As the Grattan Institute points out: “The worst fallout in the COVID-19 recession has been in services sectors”.

“Hospitality, the arts and administrative services have all been hit hard. Yet these sectors received next to nothing in the budget. They are also less likely to benefit from economy-wide supports such as instant asset write-offs because they are the least capital-intensive sectors.”

Ignoring women

These sectors all have a large female workforce, which is one of the reasons why Labor and others are attacking the budget’s failure to support women.

But a broader point is that the government’s apparently obstinate determination to push all its support through the private sector also means ruling out something obvious – such as spending money on jobs in the public sector, even when that must constrain its chances of getting the economy going again, and/or hitting its jobs target.

It’s not as if it is not prepared to spend money in the public sector per se. Defence, intelligence services and law enforcement are all getting big lifts in spending.

And you don’t just have to hire a lot of “pen-pushing” public servants – as the Coalition seems to regard the entire public service – to boost job numbers.

The very sectors that conspicuously need more staff – and the fastest growing parts of the workforce before COVID-19 – are in the public sector in areas such as aged care, disability care, health, education, mental health, employment services, and child care.

The budget included some money for most of these sectors, yet nothing on a scale similar to the direct and indirect support for areas like manufacturing and energy, nor with any of the transformative ambition.

The Treasurer said in the budget that eight out of every 10 jobs were in the private sector. Yet public administration and government represents about 2 million workers.

The community and charities sector accounts for another 840,000 full-time equivalent jobs. That covers jobs in industries from child and aged care to domestic violence and homelessness, disability services and mental health.

A world of (even more) pain

But there is nothing material to support these sectors, even though the Australian Council of Social Services released a survey in September that showed about a third of organisations had frozen recruitment and 20 per cent had reduced staff hours. It also foreshadowed that 21 per cent would need to cut jobs when JobKeeper support ends.
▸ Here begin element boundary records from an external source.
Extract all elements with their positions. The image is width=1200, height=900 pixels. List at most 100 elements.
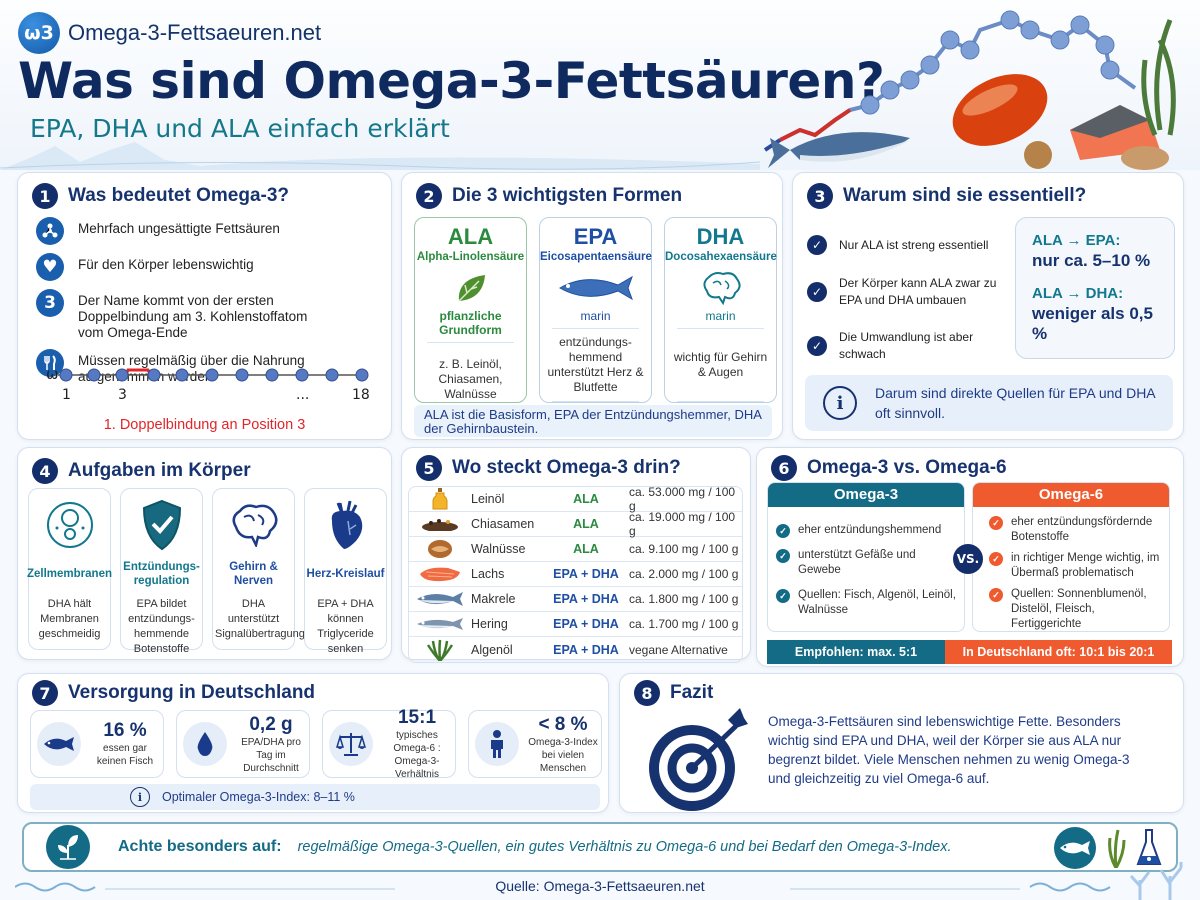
section-food-sources: 5 Wo steckt Omega-3 drin? Leinöl ALA ca.… xyxy=(401,447,751,663)
heart-anatomy-icon xyxy=(305,497,386,553)
stat-card: 0,2 g EPA/DHA pro Tag im Durchschnitt xyxy=(176,710,310,778)
leaf-icon xyxy=(415,267,526,309)
section-title: Die 3 wichtigsten Formen xyxy=(452,185,683,206)
check-icon: ✓ xyxy=(807,235,827,255)
wave-decoration-icon xyxy=(15,882,395,892)
section-title: Omega-3 vs. Omega-6 xyxy=(807,457,1007,478)
table-row: Hering EPA + DHA ca. 1.700 mg / 100 g xyxy=(409,612,742,637)
omega-label: ω xyxy=(46,367,59,383)
table-row: Algenöl EPA + DHA vegane Alternative xyxy=(409,637,742,662)
hero-illustration xyxy=(763,10,1176,170)
list-item: ✓ Der Körper kann ALA zwar zu EPA und DH… xyxy=(807,275,1017,309)
svg-text:...: ... xyxy=(296,387,309,403)
table-row: Leinöl ALA ca. 53.000 mg / 100 g xyxy=(409,487,742,513)
svg-text:1: 1 xyxy=(62,387,71,403)
omega3-logo-icon: ω3 xyxy=(18,12,60,54)
tip-text: regelmäßige Omega-3-Quellen, ein gutes V… xyxy=(297,839,952,855)
chia-bowl-icon xyxy=(1121,146,1169,170)
fish-icon xyxy=(540,267,651,309)
section-number-badge: 5 xyxy=(416,455,442,481)
brain-icon xyxy=(213,497,294,553)
section-three-forms: 2 Die 3 wichtigsten Formen ALA Alpha-Lin… xyxy=(401,172,783,440)
section-title: Wo steckt Omega-3 drin? xyxy=(452,457,681,478)
page-title: Was sind Omega-3-Fettsäuren? xyxy=(18,52,885,110)
section-title: Versorgung in Deutschland xyxy=(68,682,316,703)
algae-icon xyxy=(409,639,471,661)
check-icon: ✓ xyxy=(989,516,1003,530)
check-icon: ✓ xyxy=(776,524,790,538)
page-subtitle: EPA, DHA und ALA einfach erklärt xyxy=(30,114,450,143)
check-icon: ✓ xyxy=(989,588,1003,602)
seaweed-icon xyxy=(1141,19,1176,136)
conversion-rates-box: ALA → EPA: nur ca. 5–10 % ALA → DHA: wen… xyxy=(1015,217,1175,359)
mountains-decoration-icon xyxy=(0,142,760,170)
person-icon xyxy=(475,722,519,766)
three-icon: 3 xyxy=(36,289,64,317)
seaweed-icon xyxy=(1108,829,1126,868)
coral-decoration-icon xyxy=(1129,862,1183,900)
section-title: Was bedeutet Omega-3? xyxy=(68,185,290,206)
table-row: Chiasamen ALA ca. 19.000 mg / 100 g xyxy=(409,510,742,538)
forms-summary-note: ALA ist die Basisform, EPA der Entzündun… xyxy=(414,405,772,437)
table-row: Walnüsse ALA ca. 9.100 mg / 100 g xyxy=(409,537,742,562)
oil-bottle-icon xyxy=(409,488,471,510)
list-item: ✓ unterstützt Gefäße und Gewebe xyxy=(776,548,956,578)
mackerel-icon xyxy=(409,590,471,608)
fish-icon xyxy=(1054,827,1096,869)
form-card-epa: EPA Eicosapentaensäure marin entzündungs… xyxy=(539,217,652,403)
section-number-badge: 8 xyxy=(634,680,660,706)
fish-oil-capsule-icon xyxy=(952,74,1048,146)
section-number-badge: 6 xyxy=(771,455,797,481)
food-table: Leinöl ALA ca. 53.000 mg / 100 g Chiasam… xyxy=(408,486,743,663)
section-number-badge: 1 xyxy=(32,183,58,209)
mackerel-icon xyxy=(768,132,910,168)
brand[interactable]: ω3 Omega-3-Fettsaeuren.net xyxy=(18,12,321,54)
check-icon: ✓ xyxy=(807,336,827,356)
list-item: ✓ Quellen: Fisch, Algenöl, Leinöl, Walnüs… xyxy=(776,588,956,618)
stat-card: < 8 % Omega-3-Index bei vielen Menschen xyxy=(468,710,602,778)
section-number-badge: 2 xyxy=(416,183,442,209)
list-item: ✓ eher entzündungsfördernde Botenstoffe xyxy=(989,515,1161,545)
target-icon xyxy=(649,708,748,811)
table-row: Makrele EPA + DHA ca. 1.800 mg / 100 g xyxy=(409,587,742,612)
task-card: Zellmembranen DHA hält Membranen geschme… xyxy=(27,488,112,650)
walnut-icon xyxy=(409,539,471,559)
form-card-ala: ALA Alpha-Linolensäure pflanzliche Grund… xyxy=(414,217,527,416)
fish-icon xyxy=(37,722,81,766)
form-card-dha: DHA Docosahexaensäure marin wichtig für … xyxy=(664,217,777,403)
list-item: ✓ eher entzündungshemmend xyxy=(776,523,956,538)
section-number-badge: 4 xyxy=(32,458,58,484)
plant-sprout-icon xyxy=(46,825,90,869)
header: ω3 Omega-3-Fettsaeuren.net Was sind Omeg… xyxy=(0,0,1200,170)
list-item: ✓ Nur ALA ist streng essentiell xyxy=(807,235,1017,255)
svg-text:18: 18 xyxy=(352,387,370,403)
salmon-icon xyxy=(409,566,471,582)
site-name: Omega-3-Fettsaeuren.net xyxy=(68,20,322,45)
list-item: ✓ in richtiger Menge wichtig, im Übermaß … xyxy=(989,551,1161,581)
task-card: Herz-Kreislauf EPA + DHA können Triglyce… xyxy=(304,488,387,655)
molecule-icon xyxy=(36,217,64,245)
brain-icon xyxy=(665,267,776,309)
check-icon: ✓ xyxy=(807,282,827,302)
list-item: ♥ Für den Körper lebenswichtig xyxy=(36,253,386,281)
section-why-essential: 3 Warum sind sie essentiell? ✓ Nur ALA i… xyxy=(792,172,1184,440)
conclusion-text: Omega-3-Fettsäuren sind lebenswichtige F… xyxy=(768,714,1130,786)
info-icon: i xyxy=(823,386,857,420)
cell-membrane-icon xyxy=(29,497,110,553)
germany-ratio: In Deutschland oft: 10:1 bis 20:1 xyxy=(945,640,1172,664)
section-conclusion: 8 Fazit Omega-3-Fettsäuren sind lebenswi… xyxy=(619,673,1184,813)
section-title: Aufgaben im Körper xyxy=(68,460,251,481)
check-icon: ✓ xyxy=(989,552,1003,566)
omega6-column: Omega-6 ✓ eher entzündungsfördernde Boten… xyxy=(972,482,1170,632)
task-card: Entzündungs-regulation EPA bildet entzün… xyxy=(120,488,203,655)
omega3-column: Omega-3 ✓ eher entzündungshemmend ✓ unters… xyxy=(767,482,965,632)
drop-icon xyxy=(183,722,227,766)
source-credit: Quelle: Omega-3-Fettsaeuren.net xyxy=(495,878,705,894)
list-item: 3 Der Name kommt von der ersten Doppelbi… xyxy=(36,289,386,341)
herring-icon xyxy=(409,616,471,632)
tip-banner: Achte besonders auf: regelmäßige Omega-3… xyxy=(22,822,1178,872)
table-row: Lachs EPA + DHA ca. 2.000 mg / 100 g xyxy=(409,562,742,587)
info-icon: i xyxy=(130,787,150,807)
scale-icon xyxy=(329,722,373,766)
svg-text:3: 3 xyxy=(118,387,127,403)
The Prime Minister told ABC’s 7.30 on Wednesday that the government didn’t want to “bake in”’ spending over 10 years in response to this crisis as some people had done in the past (ie Labor after the GFC).
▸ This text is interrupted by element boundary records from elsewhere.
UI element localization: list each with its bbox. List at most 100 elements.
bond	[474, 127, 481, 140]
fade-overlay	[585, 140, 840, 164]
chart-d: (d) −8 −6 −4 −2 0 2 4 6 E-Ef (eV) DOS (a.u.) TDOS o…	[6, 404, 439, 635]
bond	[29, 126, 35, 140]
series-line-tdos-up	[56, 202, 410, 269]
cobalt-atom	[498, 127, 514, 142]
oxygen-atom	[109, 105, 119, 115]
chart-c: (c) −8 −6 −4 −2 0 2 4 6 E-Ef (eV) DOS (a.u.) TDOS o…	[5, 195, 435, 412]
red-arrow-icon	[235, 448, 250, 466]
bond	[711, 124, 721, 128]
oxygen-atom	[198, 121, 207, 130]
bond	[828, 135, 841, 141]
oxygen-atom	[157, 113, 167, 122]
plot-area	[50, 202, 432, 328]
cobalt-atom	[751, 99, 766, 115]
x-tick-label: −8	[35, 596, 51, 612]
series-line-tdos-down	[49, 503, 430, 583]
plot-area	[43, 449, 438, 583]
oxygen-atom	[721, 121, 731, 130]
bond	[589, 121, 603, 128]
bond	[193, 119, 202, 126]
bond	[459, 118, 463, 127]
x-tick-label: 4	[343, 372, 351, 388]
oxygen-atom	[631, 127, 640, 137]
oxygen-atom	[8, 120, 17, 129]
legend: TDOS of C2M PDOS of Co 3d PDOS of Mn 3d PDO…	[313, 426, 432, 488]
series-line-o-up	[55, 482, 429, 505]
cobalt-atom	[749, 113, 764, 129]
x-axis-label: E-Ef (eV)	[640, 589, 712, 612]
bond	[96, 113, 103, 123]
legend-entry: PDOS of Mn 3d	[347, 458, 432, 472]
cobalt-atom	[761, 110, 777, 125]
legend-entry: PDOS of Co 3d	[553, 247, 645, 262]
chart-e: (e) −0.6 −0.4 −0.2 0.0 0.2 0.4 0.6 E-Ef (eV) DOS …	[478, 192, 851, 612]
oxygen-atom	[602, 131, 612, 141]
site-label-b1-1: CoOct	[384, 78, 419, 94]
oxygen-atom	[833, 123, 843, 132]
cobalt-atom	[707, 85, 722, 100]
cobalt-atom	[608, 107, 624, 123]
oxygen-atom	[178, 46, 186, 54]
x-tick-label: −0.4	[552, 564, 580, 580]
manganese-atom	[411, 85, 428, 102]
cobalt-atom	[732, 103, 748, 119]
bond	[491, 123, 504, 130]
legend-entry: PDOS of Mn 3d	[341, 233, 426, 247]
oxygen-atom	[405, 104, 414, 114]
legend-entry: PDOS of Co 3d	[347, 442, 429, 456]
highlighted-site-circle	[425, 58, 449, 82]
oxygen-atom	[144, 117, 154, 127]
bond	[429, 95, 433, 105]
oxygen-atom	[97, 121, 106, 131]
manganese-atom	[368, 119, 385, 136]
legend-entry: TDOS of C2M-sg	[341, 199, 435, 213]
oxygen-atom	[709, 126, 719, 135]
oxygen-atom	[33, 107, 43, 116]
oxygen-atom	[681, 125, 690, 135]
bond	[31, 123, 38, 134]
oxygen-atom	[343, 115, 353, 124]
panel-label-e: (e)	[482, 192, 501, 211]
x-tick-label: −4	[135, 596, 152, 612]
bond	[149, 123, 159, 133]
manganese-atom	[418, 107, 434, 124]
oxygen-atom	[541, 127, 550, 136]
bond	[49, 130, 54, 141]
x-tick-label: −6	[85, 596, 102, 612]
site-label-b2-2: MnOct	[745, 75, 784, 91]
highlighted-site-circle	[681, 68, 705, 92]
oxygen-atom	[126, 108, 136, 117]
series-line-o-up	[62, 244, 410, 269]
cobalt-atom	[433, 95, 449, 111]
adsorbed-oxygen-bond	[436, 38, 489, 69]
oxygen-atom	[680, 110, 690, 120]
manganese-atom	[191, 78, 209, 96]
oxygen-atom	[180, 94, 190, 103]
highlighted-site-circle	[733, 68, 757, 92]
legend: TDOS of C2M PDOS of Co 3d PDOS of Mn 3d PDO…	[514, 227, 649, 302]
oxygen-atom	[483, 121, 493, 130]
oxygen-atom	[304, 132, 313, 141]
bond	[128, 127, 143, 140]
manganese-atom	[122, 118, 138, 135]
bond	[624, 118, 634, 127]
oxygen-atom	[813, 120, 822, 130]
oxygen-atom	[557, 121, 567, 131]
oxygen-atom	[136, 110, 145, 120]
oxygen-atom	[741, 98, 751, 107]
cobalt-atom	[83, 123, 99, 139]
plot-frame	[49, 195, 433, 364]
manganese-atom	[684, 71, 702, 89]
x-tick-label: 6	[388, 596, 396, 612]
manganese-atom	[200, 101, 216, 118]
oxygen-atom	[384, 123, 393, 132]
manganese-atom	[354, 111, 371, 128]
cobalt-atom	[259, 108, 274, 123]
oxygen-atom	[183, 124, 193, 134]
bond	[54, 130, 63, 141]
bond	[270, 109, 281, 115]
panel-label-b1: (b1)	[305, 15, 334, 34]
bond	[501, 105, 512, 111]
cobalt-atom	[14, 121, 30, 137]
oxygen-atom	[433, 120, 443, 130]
But he was more than happy to “bake in” income tax cuts that economists say are of dubious value as a stimulatory measure in the broad, and which cut the revenue base with which to reduce eye-watering levels of deficits and debt in the medium term.

Even initial suggestions that backdating the tax cuts – passed by Parliament on Friday – might produce some upfront cash in hand in the next few months, turned out not to be the case. The backdated tax cuts between July and now won’t be paid until you lodge your return. (Just before a likely election).
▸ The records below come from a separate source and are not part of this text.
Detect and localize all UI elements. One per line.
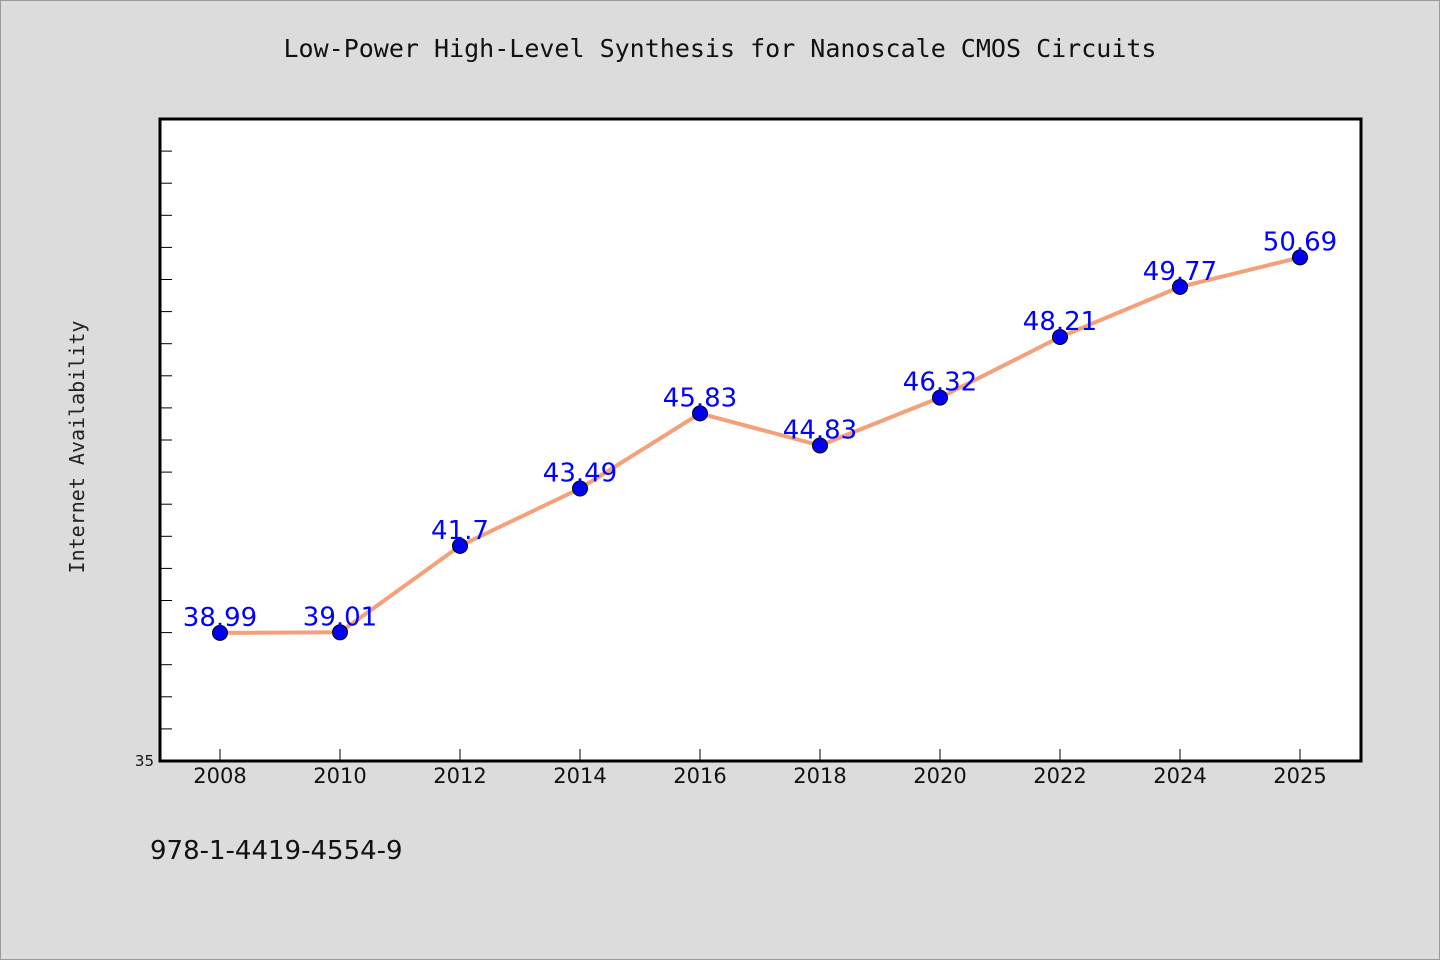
- x-tick-label: 2016: [673, 764, 726, 788]
- x-tick-label: 2008: [193, 764, 246, 788]
- x-tick-label: 2020: [913, 764, 966, 788]
- data-point: [1172, 278, 1188, 295]
- x-tick-label: 2010: [313, 764, 366, 788]
- data-point: [692, 405, 708, 422]
- data-labels-group: 38.99 39.01 41.7 43.49 45.83 44.83 46.32 48.21 4…: [183, 227, 1337, 633]
- chart-title: Low-Power High-Level Synthesis for Nanos…: [283, 34, 1157, 63]
- data-label: 45.83: [663, 383, 737, 413]
- data-point: [332, 624, 348, 641]
- y-tick-label: 35: [135, 752, 154, 770]
- data-label: 50.69: [1263, 227, 1337, 257]
- data-label: 49.77: [1143, 257, 1217, 287]
- x-tick-label: 2025: [1273, 764, 1326, 788]
- data-label: 38.99: [183, 603, 257, 633]
- data-points-group: [212, 249, 1308, 641]
- x-tick-label: 2018: [793, 764, 846, 788]
- data-label: 46.32: [903, 368, 977, 398]
- data-point: [572, 480, 588, 497]
- data-point: [1292, 249, 1308, 266]
- data-label: 44.83: [783, 416, 857, 446]
- x-tick-label: 2022: [1033, 764, 1086, 788]
- footer-isbn: 978-1-4419-4554-9: [150, 836, 403, 866]
- y-axis-ticks: 35: [135, 150, 172, 770]
- data-label: 48.21: [1023, 307, 1097, 337]
- data-label: 41.7: [431, 516, 489, 546]
- data-point: [1052, 329, 1068, 345]
- x-axis-ticks: 2008 2010 2012 2014 2016 2018 2020 2022 2024 2025: [193, 749, 1327, 788]
- data-label: 39.01: [303, 602, 377, 632]
- series-line-group: [218, 255, 1302, 635]
- x-tick-label: 2014: [553, 764, 606, 788]
- data-point: [812, 437, 828, 454]
- series-line: [218, 255, 1302, 635]
- x-tick-label: 2024: [1153, 764, 1206, 788]
- data-point: [932, 389, 948, 406]
- plot-area: [158, 117, 1363, 763]
- data-point: [452, 537, 468, 554]
- data-label: 43.49: [543, 459, 617, 489]
- data-point: [212, 624, 228, 641]
- x-tick-label: 2012: [433, 764, 486, 788]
And because the low and middle income tax offset will be withdrawn next year, all that budget-night talk about most of the benefit going to lower income earners is also bunkum beyond this year. Most of the benefit will go to higher income earners who tend to save (or reduce debt), rather than spend, their tax cuts.

Even the two once-off $250 payments to welfare recipients will only go to aged pensioners, not families with kids and those who are about to lose the JobSeeker supplement who could be guaranteed to spend the money.

So the Coalition has now got little choice but to sit back and hope the private sector delivers for it. If it doesn’t, we are all in a world of (even more) pain. And the options open to the government to intervene to help whichever tribe it thinks it was helping on Tuesday night may have been delayed that little bit too long.